Natalya abriu o Livro Negro em uma página marcada, e então começou a entoar:

— Dos abismos mais profundos, eu vos chamo, Senhores dos Demônios. Respondeis ao Reino Mortal, despejeis vossas palavras sobre este plano. Atendeis-me, Demônios Primários, deixais vossos eternos castigos e voltais vossa atenção a mim, eu vos suplico. Que da infinita chama, vossas vozes ecoem; que através deste, vossa serva possa atender vossos desejos!

Alguns segundos de silêncio. Todos ficaram atentos, aguardando que algo acontecesse. Natalya fechou o livro com força e, guardando-o no bolso, praguejou algo. Já estava voltando-se para sair, quando o espelho começou a tremer.
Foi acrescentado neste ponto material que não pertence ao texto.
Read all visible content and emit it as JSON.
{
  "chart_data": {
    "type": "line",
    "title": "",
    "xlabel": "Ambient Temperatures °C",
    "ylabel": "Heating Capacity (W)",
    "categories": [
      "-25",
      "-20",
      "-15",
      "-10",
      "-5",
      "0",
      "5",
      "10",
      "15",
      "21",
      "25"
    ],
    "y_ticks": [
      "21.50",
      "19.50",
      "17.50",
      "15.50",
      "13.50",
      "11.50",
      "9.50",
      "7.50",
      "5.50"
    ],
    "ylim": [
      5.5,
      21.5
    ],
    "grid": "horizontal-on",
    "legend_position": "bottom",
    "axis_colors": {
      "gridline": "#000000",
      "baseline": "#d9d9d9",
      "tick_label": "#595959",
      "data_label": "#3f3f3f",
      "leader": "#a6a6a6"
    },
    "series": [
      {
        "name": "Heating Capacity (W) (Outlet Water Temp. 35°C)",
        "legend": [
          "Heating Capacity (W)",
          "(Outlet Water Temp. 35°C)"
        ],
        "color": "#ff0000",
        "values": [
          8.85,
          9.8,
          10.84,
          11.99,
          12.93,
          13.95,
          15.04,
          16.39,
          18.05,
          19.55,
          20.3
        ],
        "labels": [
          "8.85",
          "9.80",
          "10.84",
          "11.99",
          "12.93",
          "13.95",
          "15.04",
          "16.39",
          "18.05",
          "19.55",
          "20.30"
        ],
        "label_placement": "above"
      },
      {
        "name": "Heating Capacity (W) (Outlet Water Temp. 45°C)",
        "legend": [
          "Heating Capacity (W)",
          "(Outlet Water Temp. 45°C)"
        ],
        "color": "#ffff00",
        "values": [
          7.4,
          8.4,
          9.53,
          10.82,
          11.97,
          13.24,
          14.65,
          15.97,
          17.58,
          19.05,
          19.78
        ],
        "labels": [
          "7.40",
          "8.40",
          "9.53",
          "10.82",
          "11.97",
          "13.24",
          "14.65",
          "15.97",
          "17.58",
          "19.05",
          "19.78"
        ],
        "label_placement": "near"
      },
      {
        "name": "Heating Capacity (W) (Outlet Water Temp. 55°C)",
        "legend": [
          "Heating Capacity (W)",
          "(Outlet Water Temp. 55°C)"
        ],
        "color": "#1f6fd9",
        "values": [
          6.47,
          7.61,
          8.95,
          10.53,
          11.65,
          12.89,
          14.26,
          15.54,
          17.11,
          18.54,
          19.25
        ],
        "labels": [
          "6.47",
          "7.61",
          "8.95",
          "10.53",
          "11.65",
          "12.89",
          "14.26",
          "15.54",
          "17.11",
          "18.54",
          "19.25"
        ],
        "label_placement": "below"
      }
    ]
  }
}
Lorene sorriu e disse cinicamente:

— Tudo por aqui parece ser um pouco atrasado... – e olhou para Natalya, que não retribuiu.

Dentro do Espelho de Horazon, uma estranha nebulosa de muitas cores girava rapidamente. Algum tempo depois, os quatro estavam com as mãos nos ouvidos. Havia funcionado! Gritos extremamente agudos ecoavam em suas mentes. Entretanto, todas as outras pessoas da aldeia pareciam dormir com calma sob o cricrilar dos grilos. Aquele ritual era do interesse de todos naquele lugar, mas fazê-lo em segredo impedia que a informação vazasse ou que algo saísse errado por interferência alheia. Exatamente por isso, Natalya ordenara que Lorena desse um sumiço em seus prévios parceiros de missão; eles não eram inteiramente de confiança; ninguém era. Esse era um passo pequeno, porém extremamente importante para o andamento do plano.

— Sim... – uma voz que queimava os ouvidos saiu de algum lugar, dessa vez ecoando alto na floresta. — Você conseguiu... manteve-se fiel a nós e provou ser digna novamente!

Um semblante vermelho e com dois grandes chifres retorcidos começava a se tornar visível na superfície daquele, agora comprovado, poderoso espelho. Natalya voltou-se para ele, seu cérebro retornando ao normal após a diminuição dos ruídos dentro de sua mente. Algumas luzes se acendiam pela aldeia, mas nenhum dos participantes do ritual parecia notar ou mesmo se importar mais com aquilo, já que o contato já estava em andamento.

O rosto vermelho e escamoso se distanciou da superfície do espelho, e o estranho monstro, parecido com um réptil bípede, chegou para trás e posicionou-se ao lado de outras duas figuras grotescas.

— Sim, Diablo, Senhor do Terror, nosso plano começa a ganhar forma – Natalya parecia extremamente excitada com tudo aquilo. — E claro, Baal, Senhor da Destruição e Mephisto, Senhor do Ódio. Sua servente fiel está pronta para a sua tarefa.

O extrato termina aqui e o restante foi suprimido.